Profitant de la fraîcheur de la nuit pour reposer son teint hâlé par la route, Mme  de Langey avait dépassé les arbres de la pelouse ; bientôt elle se trouva dans une partie assez reculée des jardins, devant un mapou dont le tronc colossal eût pu faire un canot d’une seule pièce…

Creusées par le temps, les fissures nombreuses de cet arbre scintillaient alors à la lune… Ses bras noueux, s’élevant à une hauteur prodigieuse, ne portaient plus guère qu’un bouquet de feuilles rares ; au sommet des branches perchaient quelques oiseaux tristes et sans voix.

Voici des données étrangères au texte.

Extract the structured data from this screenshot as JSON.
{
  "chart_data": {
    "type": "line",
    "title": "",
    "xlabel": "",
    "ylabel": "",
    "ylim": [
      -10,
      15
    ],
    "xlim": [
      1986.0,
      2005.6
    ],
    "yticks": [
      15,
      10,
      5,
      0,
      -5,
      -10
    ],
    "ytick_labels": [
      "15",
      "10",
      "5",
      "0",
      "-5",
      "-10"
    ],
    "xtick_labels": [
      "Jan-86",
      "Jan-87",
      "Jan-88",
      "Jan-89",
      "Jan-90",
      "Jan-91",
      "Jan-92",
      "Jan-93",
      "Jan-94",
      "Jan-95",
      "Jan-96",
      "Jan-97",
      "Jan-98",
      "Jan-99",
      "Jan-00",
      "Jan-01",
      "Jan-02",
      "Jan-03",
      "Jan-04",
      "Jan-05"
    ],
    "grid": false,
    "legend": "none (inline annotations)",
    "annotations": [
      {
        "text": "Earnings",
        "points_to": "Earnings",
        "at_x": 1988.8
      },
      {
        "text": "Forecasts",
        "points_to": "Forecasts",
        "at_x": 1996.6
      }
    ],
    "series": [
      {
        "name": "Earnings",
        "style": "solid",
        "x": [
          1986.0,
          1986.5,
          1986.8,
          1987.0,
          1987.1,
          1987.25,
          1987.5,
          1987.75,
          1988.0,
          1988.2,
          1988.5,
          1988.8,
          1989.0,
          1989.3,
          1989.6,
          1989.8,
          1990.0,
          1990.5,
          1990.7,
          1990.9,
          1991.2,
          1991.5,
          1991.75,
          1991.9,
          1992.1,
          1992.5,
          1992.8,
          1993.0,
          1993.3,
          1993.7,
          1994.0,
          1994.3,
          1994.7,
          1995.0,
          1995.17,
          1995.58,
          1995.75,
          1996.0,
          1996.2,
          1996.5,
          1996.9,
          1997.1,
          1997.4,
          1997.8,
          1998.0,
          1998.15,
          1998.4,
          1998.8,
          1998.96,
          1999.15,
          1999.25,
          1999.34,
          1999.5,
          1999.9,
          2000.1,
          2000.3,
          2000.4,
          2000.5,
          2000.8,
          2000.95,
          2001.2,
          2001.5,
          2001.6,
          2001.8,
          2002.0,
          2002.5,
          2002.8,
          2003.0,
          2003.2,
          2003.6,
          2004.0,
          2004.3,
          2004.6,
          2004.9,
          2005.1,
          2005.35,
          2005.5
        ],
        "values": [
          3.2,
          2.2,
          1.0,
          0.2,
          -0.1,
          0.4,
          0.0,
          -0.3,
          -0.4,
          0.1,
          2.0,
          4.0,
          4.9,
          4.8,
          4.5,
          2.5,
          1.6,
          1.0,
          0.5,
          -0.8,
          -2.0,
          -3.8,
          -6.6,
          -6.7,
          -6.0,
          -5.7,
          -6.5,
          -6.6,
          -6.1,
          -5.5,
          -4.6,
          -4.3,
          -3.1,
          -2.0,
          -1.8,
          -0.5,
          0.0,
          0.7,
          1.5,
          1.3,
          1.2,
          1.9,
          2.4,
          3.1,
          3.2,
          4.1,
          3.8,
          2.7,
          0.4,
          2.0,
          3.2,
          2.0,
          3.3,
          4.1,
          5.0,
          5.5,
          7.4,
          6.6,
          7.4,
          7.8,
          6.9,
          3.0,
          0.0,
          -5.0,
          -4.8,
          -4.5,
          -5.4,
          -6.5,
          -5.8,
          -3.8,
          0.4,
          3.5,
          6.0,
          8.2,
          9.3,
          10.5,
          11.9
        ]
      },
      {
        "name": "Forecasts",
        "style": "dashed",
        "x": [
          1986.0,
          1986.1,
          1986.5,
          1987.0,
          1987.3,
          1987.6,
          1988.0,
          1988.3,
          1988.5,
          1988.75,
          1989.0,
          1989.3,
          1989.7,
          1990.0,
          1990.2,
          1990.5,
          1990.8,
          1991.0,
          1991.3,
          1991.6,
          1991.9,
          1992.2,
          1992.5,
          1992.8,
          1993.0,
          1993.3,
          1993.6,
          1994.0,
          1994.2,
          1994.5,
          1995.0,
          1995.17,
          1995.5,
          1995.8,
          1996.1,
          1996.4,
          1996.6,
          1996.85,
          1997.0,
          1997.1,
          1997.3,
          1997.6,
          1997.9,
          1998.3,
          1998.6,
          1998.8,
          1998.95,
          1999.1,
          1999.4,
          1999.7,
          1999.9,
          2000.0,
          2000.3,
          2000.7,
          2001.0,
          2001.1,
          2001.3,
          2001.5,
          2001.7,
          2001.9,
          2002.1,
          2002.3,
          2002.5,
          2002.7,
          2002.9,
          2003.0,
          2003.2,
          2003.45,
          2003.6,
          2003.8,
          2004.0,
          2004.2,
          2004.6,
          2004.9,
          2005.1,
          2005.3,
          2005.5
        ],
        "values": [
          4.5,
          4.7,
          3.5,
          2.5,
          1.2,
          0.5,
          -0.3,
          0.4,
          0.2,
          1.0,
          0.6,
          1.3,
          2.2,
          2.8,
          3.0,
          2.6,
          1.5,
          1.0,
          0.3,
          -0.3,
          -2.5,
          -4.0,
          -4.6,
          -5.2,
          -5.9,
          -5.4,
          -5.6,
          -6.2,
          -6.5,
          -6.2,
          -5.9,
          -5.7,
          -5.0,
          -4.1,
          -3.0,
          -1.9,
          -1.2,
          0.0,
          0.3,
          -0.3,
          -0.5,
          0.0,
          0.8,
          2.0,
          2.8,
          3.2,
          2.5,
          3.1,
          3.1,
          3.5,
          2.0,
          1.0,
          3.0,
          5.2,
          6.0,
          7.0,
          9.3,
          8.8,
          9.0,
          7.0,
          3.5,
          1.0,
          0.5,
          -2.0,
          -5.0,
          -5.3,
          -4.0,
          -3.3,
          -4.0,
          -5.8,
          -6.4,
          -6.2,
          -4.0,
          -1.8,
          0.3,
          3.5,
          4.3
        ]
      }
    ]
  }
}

La marquise considérait encore le mapou se dessinant avec fierté sur le parc à l’angle des communs de la grande case, lorsque Mme  d’Esparbac s’écria :

— Voyez donc ! marquise, il y a un nom entaillé sur l’écorce de cet arbre.

Les deux femmes approchèrent et lurent ce nom : Tio-Blas.

— C’est un nom espagnol, murmura Mme  l’intendante.

— Remontons les degrés de la case, reprit vivement la marquise, l’air m’a saisie, et je ne me sens pas bien.

Tio-Blas ! répéta la marquise à voix basse et avec angoisse.

Lorsqu’elle reparut au salon, tout le monde fut frappé de sa pâleur. Elle eut cependant la force de les congédier tous avec un sourire, et M. Platon reçut d’elle l’ordre de l’accompagner dans la visite qu’elle devait faire aux cases le lendemain.